О Самуиле Лурье. Воспоминания и эссе - Николай Прохорович Крыщук
И Пушкина из ссылки возвратит,
Уварову и разным там Дантесам
К нам приставать строжайше запретит…
И процветут таланты и красотки
Под Яшиным уверенным крылом,
И выпьем мы – кто коньяку, кто водки
За этим неумеренным столом.
Очень славные стихи. Но все не так просто. Фактически Саня здесь предъявляет мне то, что я неоднократно ему предъявлял. А именно подмену исторической реальности собственным построением. Это называется выдавать желаемое за действительное.
Прочитав внимательно это послание и другие Санины стихи на следующий мой день рождения (Саня уже знал мое сочинение «Право на поединок», где речь шла о противостоянии Пушкина и Уварова, и развернул очень смешную картину моей победы над Уваровым), я осознал, что между нами все время шла некая подспудная полемика.
Перечитывая Санины чрезвычайно лестные тексты, относящиеся ко мне, я стал задумываться о степени их адекватности.
К книге «Герои поражения», которая вышла к моему 75-летию, Саня написал предисловие. Перечитывая его, я всегда испытываю неловкость.
«Вот уж кто не нуждается ни в чьих дифирамбах. Известен, уважаем, любим. Практически – классик. Полка написанных им книг стоит любого университетского курса. А уж с моим Ленинградским ордена Ленина ЛГУ имени Жданова и не сравнить».
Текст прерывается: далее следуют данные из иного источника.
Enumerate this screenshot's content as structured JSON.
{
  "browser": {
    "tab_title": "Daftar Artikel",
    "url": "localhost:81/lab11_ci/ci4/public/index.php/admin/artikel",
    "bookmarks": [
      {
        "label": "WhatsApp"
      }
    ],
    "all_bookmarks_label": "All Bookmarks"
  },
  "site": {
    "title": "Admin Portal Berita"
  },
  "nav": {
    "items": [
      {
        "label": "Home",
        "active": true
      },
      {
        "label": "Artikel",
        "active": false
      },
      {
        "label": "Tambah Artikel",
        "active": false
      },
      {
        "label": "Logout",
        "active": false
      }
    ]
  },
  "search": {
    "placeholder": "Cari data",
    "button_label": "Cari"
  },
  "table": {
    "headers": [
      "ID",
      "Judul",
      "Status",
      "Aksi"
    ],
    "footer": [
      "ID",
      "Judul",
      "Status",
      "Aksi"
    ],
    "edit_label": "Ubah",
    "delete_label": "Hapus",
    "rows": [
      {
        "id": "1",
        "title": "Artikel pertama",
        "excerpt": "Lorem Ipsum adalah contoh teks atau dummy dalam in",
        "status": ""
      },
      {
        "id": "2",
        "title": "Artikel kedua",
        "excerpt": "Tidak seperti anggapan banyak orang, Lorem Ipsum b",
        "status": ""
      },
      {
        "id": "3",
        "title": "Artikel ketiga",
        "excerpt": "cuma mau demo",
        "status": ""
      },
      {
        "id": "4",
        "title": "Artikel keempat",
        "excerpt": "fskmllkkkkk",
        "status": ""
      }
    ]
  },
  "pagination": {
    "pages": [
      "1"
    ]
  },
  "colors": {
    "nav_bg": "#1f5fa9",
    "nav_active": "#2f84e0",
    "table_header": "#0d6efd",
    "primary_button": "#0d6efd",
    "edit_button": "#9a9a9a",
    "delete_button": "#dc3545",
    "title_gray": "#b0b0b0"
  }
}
Прямо скажу и честно: я про себя так не думаю. И нахожусь в затруднении. У Сани не было причин мне льстить. Не те у нас были отношения. И для него отнюдь не все, что я делал, было приемлемо. Он со своим скептическим умом на многое смотрел по-иному. И в том же предисловии об этом мягко сказал: «Правда, я подозреваю, что в книге Гордина они (декабристы. – Я. Г.) немножко умнее, чем были тогда, в 1825-м. Он склонен выводить актеров – идеологами. Вообще почти всегда недооценивает роль глупости, случайностей и страстей».
И я начинаю подозревать, что дело не совсем в литературе. Саня, конечно же, не кривил душой, когда меня неумеренно, сказал бы я, хвалил, и не просто отдавал должное нашей дружбе.
Он не раз напоминал мне – с благодарностью, что я еще в конце 1980-х, вполне при советской власти, с трибуны Дома писателей предлагал распустить КГБ. Это действительно было. Хотя потом я понял нереальность этой затеи. Ельцин, который после августа 1991 года всенародно заявил, что КГБ терпеть не может и он, комитет, нереформируем, распустить эту организацию не решился. И правильно сделал. Тогда это означало – выбросить на улицу десятки тысяч озлобленных и хорошо подготовленных людей. Мощный стратегический резерв для радикальной оппозиции… Ельцин был политик, понимавший пределы возможного.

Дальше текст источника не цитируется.